Until this Saturday, I couldn’t figure out why I was constantly running out of change. I always keep coins in the armrest of my car so that I can pay parking meters. I know to do that, because the parking outside Moving Arts, where I lead my weekly playwriting workshop, is metered. It has been for about 12 years; for the four years before that, it was free. For 12 years I haven’t had to scrounge around for change, but now, for the second week in a row I was asking everybody else in the workshop if they had change for a couple of bucks.
That was when I realized: I was ask for change for a couple of bucks. The City of Los Angeles had raised the price of parking. “They doubled the price of parking,” I said. But then someone corrected me: “No, they quadrupled the price of parking.” It used to be 25¢ an hour — effective January 1st, it’s 25¢ for 15 minutes.

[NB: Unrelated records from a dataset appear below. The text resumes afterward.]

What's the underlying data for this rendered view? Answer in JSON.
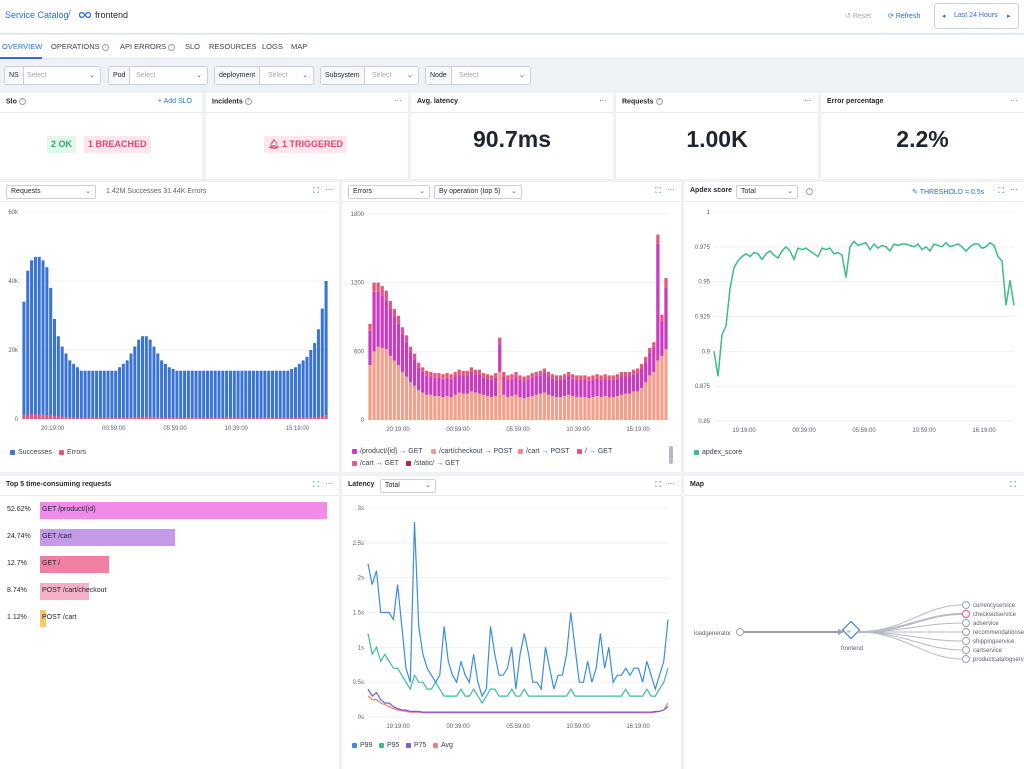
{
  "breadcrumb": {
    "root": "Service Catalog",
    "sep": "/",
    "current": "frontend"
  },
  "header": {
    "reset": "Reset",
    "refresh": "Refresh",
    "time_range": "Last 24 Hours"
  },
  "tabs": [
    "OVERVIEW",
    "OPERATIONS",
    "API ERRORS",
    "SLO",
    "RESOURCES",
    "LOGS",
    "MAP"
  ],
  "filters": [
    {
      "label": "NS",
      "placeholder": "Select"
    },
    {
      "label": "Pod",
      "placeholder": "Select"
    },
    {
      "label": "deployment",
      "placeholder": "Select"
    },
    {
      "label": "Subsystem",
      "placeholder": "Select"
    },
    {
      "label": "Node",
      "placeholder": "Select"
    }
  ],
  "stats": {
    "slo": {
      "title": "Slo",
      "add": "Add SLO",
      "ok": "2 OK",
      "breached": "1 BREACHED"
    },
    "incidents": {
      "title": "Incidents",
      "triggered": "1 TRIGGERED"
    },
    "latency": {
      "title": "Avg. latency",
      "value": "90.7ms"
    },
    "requests": {
      "title": "Requests",
      "value": "1.00K"
    },
    "errors": {
      "title": "Error percentage",
      "value": "2.2%"
    }
  },
  "colors": {
    "blue": "#3a73d6",
    "pink": "#e8557b",
    "magenta": "#c93bbf",
    "salmon": "#f2a08c",
    "green": "#3dbd85",
    "accent": "#2c6ed5"
  },
  "requests_panel": {
    "select": "Requests",
    "summary": "1.42M Successes 31.44K Errors",
    "legend": [
      "Successes",
      "Errors"
    ]
  },
  "errors_panel": {
    "select1": "Errors",
    "select2": "By operation (top 5)",
    "legend": [
      "/product/{id} → GET",
      "/cart/checkout → POST",
      "/cart → POST",
      "/ → GET",
      "/cart → GET",
      "/static/ → GET"
    ]
  },
  "apdex_panel": {
    "title": "Apdex score",
    "select": "Total",
    "threshold": "THRESHOLD = 0.5s",
    "legend": [
      "apdex_score"
    ]
  },
  "top5": {
    "title": "Top 5 time-consuming requests",
    "rows": [
      {
        "pct": "52.62%",
        "label": "GET /product/{id}",
        "color": "#f08ce8",
        "frac": 1.0
      },
      {
        "pct": "24.74%",
        "label": "GET /cart",
        "color": "#c49ae8",
        "frac": 0.47
      },
      {
        "pct": "12.7%",
        "label": "GET /",
        "color": "#f07fa3",
        "frac": 0.24
      },
      {
        "pct": "8.74%",
        "label": "POST /cart/checkout",
        "color": "#f4b0c5",
        "frac": 0.17
      },
      {
        "pct": "1.12%",
        "label": "POST /cart",
        "color": "#f6c86a",
        "frac": 0.02
      }
    ]
  },
  "latency_panel": {
    "title": "Latency",
    "select": "Total",
    "legend": [
      "P99",
      "P95",
      "P75",
      "Avg"
    ]
  },
  "map_panel": {
    "title": "Map",
    "source": "loadgenerator",
    "center": "frontend",
    "targets": [
      "currencyservice",
      "checkoutservice",
      "adservice",
      "recommendationservice",
      "shippingservice",
      "cartservice",
      "productcatalogservice"
    ]
  },
  "chart_data": [
    {
      "type": "bar",
      "title": "Requests",
      "x_ticks": [
        "20:19:00",
        "00:59:00",
        "05:59:00",
        "10:39:00",
        "15:19:00"
      ],
      "y_ticks": [
        "0",
        "20k",
        "40k",
        "60k"
      ],
      "ylim": [
        0,
        60000
      ],
      "series": [
        {
          "name": "Successes",
          "values": [
            34000,
            43000,
            46000,
            47000,
            47000,
            46000,
            44000,
            38000,
            29000,
            24000,
            21000,
            19000,
            17000,
            16000,
            15000,
            14000,
            14000,
            14000,
            14000,
            14000,
            14000,
            14000,
            14000,
            14000,
            14000,
            15000,
            16000,
            17000,
            19000,
            21000,
            23000,
            24000,
            24000,
            23000,
            21000,
            19000,
            17000,
            16000,
            15000,
            14500,
            14000,
            14000,
            14000,
            14000,
            14000,
            14000,
            14000,
            14000,
            14000,
            14000,
            14000,
            14000,
            14000,
            14000,
            14000,
            14000,
            14000,
            14000,
            14000,
            14000,
            14000,
            14000,
            14000,
            14000,
            14000,
            14000,
            14000,
            14000,
            14000,
            14000,
            14500,
            15000,
            16000,
            17000,
            18000,
            20000,
            22000,
            26000,
            32000,
            40000
          ]
        },
        {
          "name": "Errors",
          "values": [
            1200,
            1300,
            1400,
            1400,
            1300,
            1300,
            1200,
            1100,
            900,
            800,
            700,
            600,
            500,
            500,
            400,
            400,
            400,
            400,
            400,
            400,
            400,
            400,
            400,
            400,
            400,
            400,
            500,
            500,
            500,
            600,
            600,
            700,
            700,
            600,
            600,
            500,
            500,
            500,
            400,
            400,
            400,
            400,
            400,
            400,
            400,
            400,
            400,
            400,
            400,
            400,
            400,
            400,
            400,
            400,
            400,
            400,
            400,
            400,
            400,
            400,
            400,
            400,
            400,
            400,
            400,
            400,
            400,
            400,
            400,
            400,
            400,
            400,
            500,
            500,
            500,
            600,
            600,
            700,
            900,
            1200
          ]
        }
      ]
    },
    {
      "type": "bar",
      "stacked": true,
      "title": "Errors",
      "x_ticks": [
        "20:19:00",
        "00:59:00",
        "05:59:00",
        "10:39:00",
        "15:19:00"
      ],
      "y_ticks": [
        "0",
        "600",
        "1200",
        "1800"
      ],
      "ylim": [
        0,
        1800
      ],
      "series": [
        {
          "name": "/cart/checkout → POST",
          "values": [
            480,
            600,
            640,
            630,
            620,
            560,
            520,
            480,
            420,
            380,
            330,
            300,
            260,
            240,
            220,
            220,
            210,
            210,
            200,
            210,
            200,
            220,
            240,
            230,
            230,
            250,
            240,
            230,
            220,
            210,
            200,
            210,
            420,
            220,
            200,
            210,
            220,
            200,
            190,
            200,
            210,
            220,
            230,
            240,
            220,
            210,
            200,
            200,
            210,
            220,
            210,
            200,
            200,
            200,
            190,
            200,
            210,
            200,
            210,
            200,
            200,
            210,
            220,
            230,
            230,
            250,
            250,
            280,
            330,
            390,
            420,
            520,
            560,
            620
          ]
        },
        {
          "name": "/product/{id} → GET",
          "values": [
            300,
            520,
            480,
            460,
            430,
            410,
            380,
            360,
            330,
            300,
            260,
            230,
            200,
            180,
            170,
            160,
            160,
            160,
            160,
            160,
            160,
            160,
            160,
            160,
            160,
            170,
            160,
            170,
            150,
            150,
            150,
            160,
            240,
            160,
            150,
            150,
            160,
            150,
            150,
            150,
            160,
            160,
            160,
            170,
            160,
            150,
            150,
            150,
            150,
            160,
            150,
            150,
            150,
            150,
            150,
            150,
            150,
            150,
            150,
            150,
            150,
            150,
            160,
            150,
            150,
            150,
            160,
            170,
            180,
            200,
            220,
            1020,
            300,
            540
          ]
        },
        {
          "name": "/ → GET",
          "values": [
            60,
            80,
            80,
            80,
            80,
            70,
            70,
            70,
            60,
            60,
            50,
            50,
            40,
            40,
            40,
            40,
            40,
            40,
            40,
            40,
            40,
            40,
            40,
            40,
            40,
            40,
            40,
            40,
            40,
            40,
            40,
            40,
            60,
            40,
            40,
            40,
            40,
            40,
            40,
            40,
            40,
            40,
            40,
            40,
            40,
            40,
            40,
            40,
            40,
            40,
            40,
            40,
            40,
            40,
            40,
            40,
            40,
            40,
            40,
            40,
            40,
            40,
            40,
            40,
            40,
            40,
            40,
            40,
            40,
            40,
            40,
            80,
            60,
            80
          ]
        }
      ]
    },
    {
      "type": "line",
      "title": "Apdex score",
      "x_ticks": [
        "19:19:00",
        "00:39:00",
        "05:59:00",
        "10:59:00",
        "16:19:00"
      ],
      "y_ticks": [
        "0.85",
        "0.875",
        "0.9",
        "0.925",
        "0.95",
        "0.975",
        "1"
      ],
      "ylim": [
        0.85,
        1
      ],
      "series": [
        {
          "name": "apdex_score",
          "values": [
            0.9,
            0.882,
            0.912,
            0.918,
            0.945,
            0.96,
            0.965,
            0.968,
            0.97,
            0.968,
            0.971,
            0.97,
            0.966,
            0.97,
            0.972,
            0.969,
            0.967,
            0.972,
            0.975,
            0.972,
            0.966,
            0.974,
            0.973,
            0.974,
            0.972,
            0.97,
            0.968,
            0.974,
            0.973,
            0.974,
            0.97,
            0.971,
            0.969,
            0.953,
            0.975,
            0.979,
            0.976,
            0.977,
            0.978,
            0.973,
            0.977,
            0.974,
            0.976,
            0.975,
            0.972,
            0.977,
            0.976,
            0.977,
            0.977,
            0.976,
            0.975,
            0.977,
            0.973,
            0.975,
            0.972,
            0.977,
            0.976,
            0.975,
            0.978,
            0.975,
            0.976,
            0.977,
            0.975,
            0.972,
            0.975,
            0.977,
            0.977,
            0.974,
            0.975,
            0.978,
            0.976,
            0.968,
            0.965,
            0.933,
            0.951,
            0.933
          ]
        }
      ]
    },
    {
      "type": "bar",
      "title": "Top 5 time-consuming requests",
      "categories": [
        "GET /product/{id}",
        "GET /cart",
        "GET /",
        "POST /cart/checkout",
        "POST /cart"
      ],
      "values": [
        52.62,
        24.74,
        12.7,
        8.74,
        1.12
      ]
    },
    {
      "type": "line",
      "title": "Latency",
      "x_ticks": [
        "19:19:00",
        "00:39:00",
        "05:59:00",
        "10:59:00",
        "16:19:00"
      ],
      "y_ticks": [
        "0s",
        "0.5s",
        "1s",
        "1.5s",
        "2s",
        "2.5s",
        "3s"
      ],
      "ylim": [
        0,
        3
      ],
      "series": [
        {
          "name": "P99",
          "values": [
            2.2,
            1.9,
            2.1,
            1.5,
            1.5,
            1.5,
            1.4,
            1.9,
            1.3,
            0.7,
            0.5,
            2.8,
            1.3,
            0.9,
            0.7,
            0.6,
            0.5,
            0.6,
            1.3,
            0.8,
            0.6,
            0.5,
            0.8,
            0.6,
            0.5,
            0.9,
            0.5,
            0.3,
            0.4,
            1.3,
            0.9,
            0.6,
            0.6,
            0.7,
            1.0,
            0.4,
            0.9,
            1.2,
            0.9,
            0.5,
            0.5,
            0.4,
            1.0,
            0.7,
            0.4,
            0.6,
            0.6,
            0.9,
            1.5,
            1.0,
            0.5,
            0.5,
            0.8,
            0.5,
            0.7,
            1.2,
            0.7,
            1.0,
            0.5,
            0.6,
            0.6,
            0.7,
            0.6,
            0.7,
            0.7,
            0.5,
            0.8,
            0.6,
            0.4,
            0.6,
            0.8,
            1.4
          ]
        },
        {
          "name": "P95",
          "values": [
            1.2,
            0.9,
            1.0,
            0.8,
            0.9,
            0.8,
            0.7,
            0.7,
            0.6,
            0.5,
            0.4,
            0.6,
            0.5,
            0.5,
            0.4,
            0.4,
            0.5,
            0.4,
            0.3,
            0.3,
            0.3,
            0.3,
            0.4,
            0.3,
            0.3,
            0.4,
            0.3,
            0.2,
            0.3,
            0.4,
            0.4,
            0.3,
            0.3,
            0.3,
            0.4,
            0.3,
            0.3,
            0.4,
            0.3,
            0.3,
            0.3,
            0.3,
            0.3,
            0.3,
            0.3,
            0.3,
            0.3,
            0.3,
            0.4,
            0.3,
            0.3,
            0.3,
            0.3,
            0.3,
            0.3,
            0.3,
            0.3,
            0.3,
            0.3,
            0.3,
            0.3,
            0.4,
            0.3,
            0.3,
            0.3,
            0.3,
            0.4,
            0.3,
            0.3,
            0.4,
            0.5,
            0.7
          ]
        },
        {
          "name": "P75",
          "values": [
            0.4,
            0.3,
            0.35,
            0.25,
            0.2,
            0.2,
            0.15,
            0.12,
            0.1,
            0.1,
            0.08,
            0.08,
            0.08,
            0.07,
            0.07,
            0.07,
            0.07,
            0.07,
            0.07,
            0.07,
            0.07,
            0.07,
            0.07,
            0.07,
            0.07,
            0.07,
            0.07,
            0.07,
            0.07,
            0.07,
            0.07,
            0.07,
            0.07,
            0.07,
            0.07,
            0.07,
            0.07,
            0.07,
            0.07,
            0.07,
            0.07,
            0.07,
            0.07,
            0.07,
            0.07,
            0.07,
            0.07,
            0.07,
            0.07,
            0.07,
            0.07,
            0.07,
            0.07,
            0.07,
            0.07,
            0.07,
            0.07,
            0.07,
            0.07,
            0.07,
            0.07,
            0.07,
            0.07,
            0.07,
            0.07,
            0.07,
            0.07,
            0.07,
            0.08,
            0.08,
            0.1,
            0.15
          ]
        },
        {
          "name": "Avg",
          "values": [
            0.3,
            0.25,
            0.25,
            0.2,
            0.18,
            0.15,
            0.12,
            0.1,
            0.09,
            0.08,
            0.07,
            0.07,
            0.07,
            0.06,
            0.06,
            0.06,
            0.06,
            0.06,
            0.06,
            0.06,
            0.06,
            0.06,
            0.06,
            0.06,
            0.06,
            0.06,
            0.06,
            0.06,
            0.06,
            0.06,
            0.06,
            0.06,
            0.06,
            0.06,
            0.06,
            0.06,
            0.06,
            0.06,
            0.06,
            0.06,
            0.06,
            0.06,
            0.06,
            0.06,
            0.06,
            0.06,
            0.06,
            0.06,
            0.06,
            0.06,
            0.06,
            0.06,
            0.06,
            0.06,
            0.06,
            0.06,
            0.06,
            0.06,
            0.06,
            0.06,
            0.06,
            0.06,
            0.06,
            0.06,
            0.06,
            0.06,
            0.06,
            0.06,
            0.07,
            0.08,
            0.1,
            0.2
          ]
        }
      ]
    }
  ]
}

A quick search on the internet revealed that yes, the City has raised these meter rates all over the place, and yes, people are hopping mad. More changes are on the way. Until now, parking at a meter was free after 6 p.m.; soon it’ll be paid parking until 8 p.m. and, no doubt, upward. The Daily News says that the City is projecting $18 million in new revenue from these parking schemes.
I don’t think it’s the increase in the price to park that has me so agitated. After all, the price to use a parking lot is more like $8-$28. (That’s why they’re called lots.) No, it’s the fact that these meters don’t take credit cards — something almost all new meters do. The cost of a parking ticket, by the way, is $45 — and they patrol diligently outside our theatre. Which leads me to wonder aloud if the reason that the City hasn’t put in parking meters that will accept credit cards is because they’d rather dispense parking tickets.